In a meeting held with representatives of state agencies and Hawaiian organizations at the Royal Mausoleum in the 1990s, Mrs. Hedemann pushed for the disinterment of the bodies of Princess Ruth Keelikolani and Kekuanao’a for DNA testing to prove Princess Ruth’s paternity. A Sept. 14, 1999 letter from the state attorney general suggested Mrs. Hedemann hire a private attorney to pursue DNA testing of the royal bones, citing “the special status of bones in Hawaiian belief and tradition.”

According to Mrs. Hedemann, she thought she had standing as an ancestor of the royal line to seek DNA testing but didn’t have necessary financial resources to do so and Hawaii media at the time were dominated by news of the scandal involving Bishop Estate trustees which led to the removal of all but one of the trustees.

Mrs.

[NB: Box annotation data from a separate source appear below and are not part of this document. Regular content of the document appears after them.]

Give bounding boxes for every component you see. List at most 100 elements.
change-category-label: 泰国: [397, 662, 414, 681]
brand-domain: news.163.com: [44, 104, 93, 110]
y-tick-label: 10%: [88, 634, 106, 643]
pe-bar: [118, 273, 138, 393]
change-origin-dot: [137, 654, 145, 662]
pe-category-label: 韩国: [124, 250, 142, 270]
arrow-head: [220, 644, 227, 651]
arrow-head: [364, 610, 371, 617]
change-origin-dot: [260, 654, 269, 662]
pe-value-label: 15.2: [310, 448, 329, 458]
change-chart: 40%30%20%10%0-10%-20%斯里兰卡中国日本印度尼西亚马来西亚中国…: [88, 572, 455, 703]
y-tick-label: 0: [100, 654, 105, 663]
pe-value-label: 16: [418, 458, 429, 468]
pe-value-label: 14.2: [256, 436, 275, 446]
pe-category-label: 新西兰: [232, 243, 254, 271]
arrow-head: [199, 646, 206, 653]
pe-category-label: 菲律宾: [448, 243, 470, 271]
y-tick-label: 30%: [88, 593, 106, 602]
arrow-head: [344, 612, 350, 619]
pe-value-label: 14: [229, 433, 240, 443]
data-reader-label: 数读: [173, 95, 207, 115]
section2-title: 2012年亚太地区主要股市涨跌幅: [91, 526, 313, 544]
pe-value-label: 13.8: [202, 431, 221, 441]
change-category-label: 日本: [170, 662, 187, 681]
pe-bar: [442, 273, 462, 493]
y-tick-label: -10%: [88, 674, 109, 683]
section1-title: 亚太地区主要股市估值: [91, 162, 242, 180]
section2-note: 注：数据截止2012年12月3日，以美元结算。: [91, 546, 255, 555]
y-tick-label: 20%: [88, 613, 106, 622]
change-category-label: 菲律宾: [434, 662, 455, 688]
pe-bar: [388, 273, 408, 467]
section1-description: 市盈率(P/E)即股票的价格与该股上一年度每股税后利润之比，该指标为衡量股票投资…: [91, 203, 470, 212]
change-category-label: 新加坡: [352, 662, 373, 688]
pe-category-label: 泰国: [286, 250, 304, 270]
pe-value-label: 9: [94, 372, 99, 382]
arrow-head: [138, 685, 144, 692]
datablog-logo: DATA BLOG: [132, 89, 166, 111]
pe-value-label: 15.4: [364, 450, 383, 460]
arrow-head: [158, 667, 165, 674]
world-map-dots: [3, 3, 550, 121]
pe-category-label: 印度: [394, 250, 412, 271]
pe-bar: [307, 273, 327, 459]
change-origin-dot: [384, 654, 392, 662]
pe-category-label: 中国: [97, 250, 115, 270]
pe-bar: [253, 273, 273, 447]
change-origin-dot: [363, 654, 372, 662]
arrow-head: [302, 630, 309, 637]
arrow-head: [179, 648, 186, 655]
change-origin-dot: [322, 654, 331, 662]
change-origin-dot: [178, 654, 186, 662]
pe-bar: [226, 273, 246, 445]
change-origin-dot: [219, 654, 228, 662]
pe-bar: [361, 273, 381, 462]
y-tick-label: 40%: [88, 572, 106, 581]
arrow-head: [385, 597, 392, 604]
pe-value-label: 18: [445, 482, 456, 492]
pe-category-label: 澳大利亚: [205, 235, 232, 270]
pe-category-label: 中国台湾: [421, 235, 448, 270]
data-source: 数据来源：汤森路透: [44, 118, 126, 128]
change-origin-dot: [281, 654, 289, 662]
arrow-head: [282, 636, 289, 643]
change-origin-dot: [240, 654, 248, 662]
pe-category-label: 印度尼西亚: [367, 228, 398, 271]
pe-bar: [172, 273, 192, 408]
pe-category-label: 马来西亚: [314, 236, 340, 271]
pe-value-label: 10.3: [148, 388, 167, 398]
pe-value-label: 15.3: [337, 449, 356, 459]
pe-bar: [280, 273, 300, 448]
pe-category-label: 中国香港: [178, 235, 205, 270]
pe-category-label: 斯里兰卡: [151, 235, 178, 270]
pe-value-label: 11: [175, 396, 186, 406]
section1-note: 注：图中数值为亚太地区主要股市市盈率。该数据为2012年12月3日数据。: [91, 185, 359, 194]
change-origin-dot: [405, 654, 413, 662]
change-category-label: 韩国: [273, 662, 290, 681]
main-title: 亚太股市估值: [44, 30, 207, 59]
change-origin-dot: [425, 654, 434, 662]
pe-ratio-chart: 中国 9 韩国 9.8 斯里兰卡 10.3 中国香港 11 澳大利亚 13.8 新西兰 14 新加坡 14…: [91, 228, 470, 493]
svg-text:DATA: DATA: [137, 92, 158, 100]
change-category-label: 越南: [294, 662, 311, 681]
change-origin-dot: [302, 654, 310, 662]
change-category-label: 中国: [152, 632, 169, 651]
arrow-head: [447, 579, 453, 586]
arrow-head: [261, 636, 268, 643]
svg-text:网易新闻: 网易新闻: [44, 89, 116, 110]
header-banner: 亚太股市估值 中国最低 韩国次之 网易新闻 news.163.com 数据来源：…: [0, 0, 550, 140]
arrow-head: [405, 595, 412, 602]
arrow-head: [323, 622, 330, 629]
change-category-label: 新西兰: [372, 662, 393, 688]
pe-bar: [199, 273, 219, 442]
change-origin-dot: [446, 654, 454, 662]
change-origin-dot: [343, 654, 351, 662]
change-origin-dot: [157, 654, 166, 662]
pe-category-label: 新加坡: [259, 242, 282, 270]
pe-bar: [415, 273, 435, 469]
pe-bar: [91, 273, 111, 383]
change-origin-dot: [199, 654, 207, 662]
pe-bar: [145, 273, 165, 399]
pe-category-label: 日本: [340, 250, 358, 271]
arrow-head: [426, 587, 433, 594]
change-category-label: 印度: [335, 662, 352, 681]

Hedemann kept up her quest for correcting history until her final days in 2011. In addition to working on a book giving her version of Hawaiian history, she continued her commitment to the perpetuation of her native culture. “I had a vision about a year ago,” she said, and organized a meeting with a representative of the Office of Hawaiian Affairs, with the goal of getting OHA to put all Hawaiian Crown lands into food production.

Mrs. Hedemann was a past member of Daughters of Hawaii, the Kona Hawaiian Civic Club, Kona Historical Society, Kona Outdoor Circle, Kona Salvation Army, Kona Soroptimist International Club, Kona Christian Women’s Club and the American Association of Retired Persons’ Chapter 3475. She was a founding member and officer of the Hawaii Island Board of Realtors, the Kona Board of Realtors and the dissolved Kona Local Development Corp. She also initiated real estate classes in Kona.